Ancak, Türkiye ittifakı “halen” söylemde kalan, içi
doldurulmamış ve hayata geçirilmemiş bir kavram olarak duruyor
önümüzde.
Barolara yeşil pasaport vererek, parti içi muhalefete yönelme
ihtimali olan B. Arınç, F. Çelik ve benzeri isimlere, yüksek maaşlı
siyasi arpalık tabir edilen görevler tevdi ederek, bir Türkiye
İttifakı oluşturulması amaçlanıyorsa, bu kuşkusuz ki mümkün
değildir, olamaz.
Türkiye ittifakı, AKP ve T. Erdoğan’a biat edenlerle, ya da sus payı niteliğinde görev ve ulufe dağıtılması karşılığında iktidara yanaşanlarla hayata geçirilecek bir konu değildir, olamaz, olmamalıdır.

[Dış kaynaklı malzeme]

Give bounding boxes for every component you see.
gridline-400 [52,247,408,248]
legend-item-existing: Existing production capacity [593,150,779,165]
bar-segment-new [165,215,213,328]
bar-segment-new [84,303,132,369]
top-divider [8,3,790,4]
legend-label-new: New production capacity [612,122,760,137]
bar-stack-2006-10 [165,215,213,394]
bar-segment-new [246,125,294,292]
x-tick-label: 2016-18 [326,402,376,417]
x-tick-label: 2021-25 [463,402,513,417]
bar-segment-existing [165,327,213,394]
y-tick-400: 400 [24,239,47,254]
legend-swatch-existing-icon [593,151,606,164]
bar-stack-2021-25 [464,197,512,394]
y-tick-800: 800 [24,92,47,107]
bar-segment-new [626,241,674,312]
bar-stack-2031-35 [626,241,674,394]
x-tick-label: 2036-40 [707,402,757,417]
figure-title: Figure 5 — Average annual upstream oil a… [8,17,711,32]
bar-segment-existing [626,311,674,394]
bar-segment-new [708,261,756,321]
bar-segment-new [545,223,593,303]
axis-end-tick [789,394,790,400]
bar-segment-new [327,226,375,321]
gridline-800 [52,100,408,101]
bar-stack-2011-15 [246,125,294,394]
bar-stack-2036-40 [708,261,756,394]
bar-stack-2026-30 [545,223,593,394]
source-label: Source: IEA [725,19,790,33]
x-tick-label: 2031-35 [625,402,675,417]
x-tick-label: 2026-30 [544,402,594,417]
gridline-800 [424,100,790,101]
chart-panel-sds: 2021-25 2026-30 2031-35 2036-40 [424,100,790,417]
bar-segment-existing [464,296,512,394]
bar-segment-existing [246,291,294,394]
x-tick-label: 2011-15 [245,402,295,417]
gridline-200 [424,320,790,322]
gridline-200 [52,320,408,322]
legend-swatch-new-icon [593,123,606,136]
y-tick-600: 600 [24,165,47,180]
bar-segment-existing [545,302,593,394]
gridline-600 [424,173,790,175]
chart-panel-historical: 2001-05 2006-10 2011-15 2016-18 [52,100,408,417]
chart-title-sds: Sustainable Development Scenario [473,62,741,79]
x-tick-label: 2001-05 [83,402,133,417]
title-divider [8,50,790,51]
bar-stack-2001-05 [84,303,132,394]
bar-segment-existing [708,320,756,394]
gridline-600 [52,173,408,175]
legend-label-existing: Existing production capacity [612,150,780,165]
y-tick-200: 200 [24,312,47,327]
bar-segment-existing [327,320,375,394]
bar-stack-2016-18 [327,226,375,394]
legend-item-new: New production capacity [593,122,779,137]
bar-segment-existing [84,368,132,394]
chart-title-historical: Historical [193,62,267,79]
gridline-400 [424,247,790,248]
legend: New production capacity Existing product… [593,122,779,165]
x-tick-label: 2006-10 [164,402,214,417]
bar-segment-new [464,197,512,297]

Öncelikle, ülkenin belki de tarihinin en uzun ve en derin
ekonomik krizinin içine sürüklendiği bugünlerde, inandırıcılığı,
birikimi, tecrübesi ve duruşu ile kredibilitesi olan, saygın ve
kamuoyunda karşılığı olan yetkin isimlerinden oluşturulacak, mümkün
olan en geniş toplumsal paydada kabul görecek, milli duruş ve
ulusal çıkarlardan yana tavırlarıyla temayüz eden ve geniş bir
mutabakatla ortaya koyulan yeni ve inandırıcı bir bakanlar kurulu
oluşturulmalıdır. Ardından da, toplumsal uzlaşma için öncelikle
gerekli olan yatırım ikliminin tesisi ve hukuk devletinin hayata
geçirilmesini sağlayacak siyasi-sosyal-ekonomik ve idari demokratik
adımlar –sağlanacak Milli Mutabakatla- atılmalıdır.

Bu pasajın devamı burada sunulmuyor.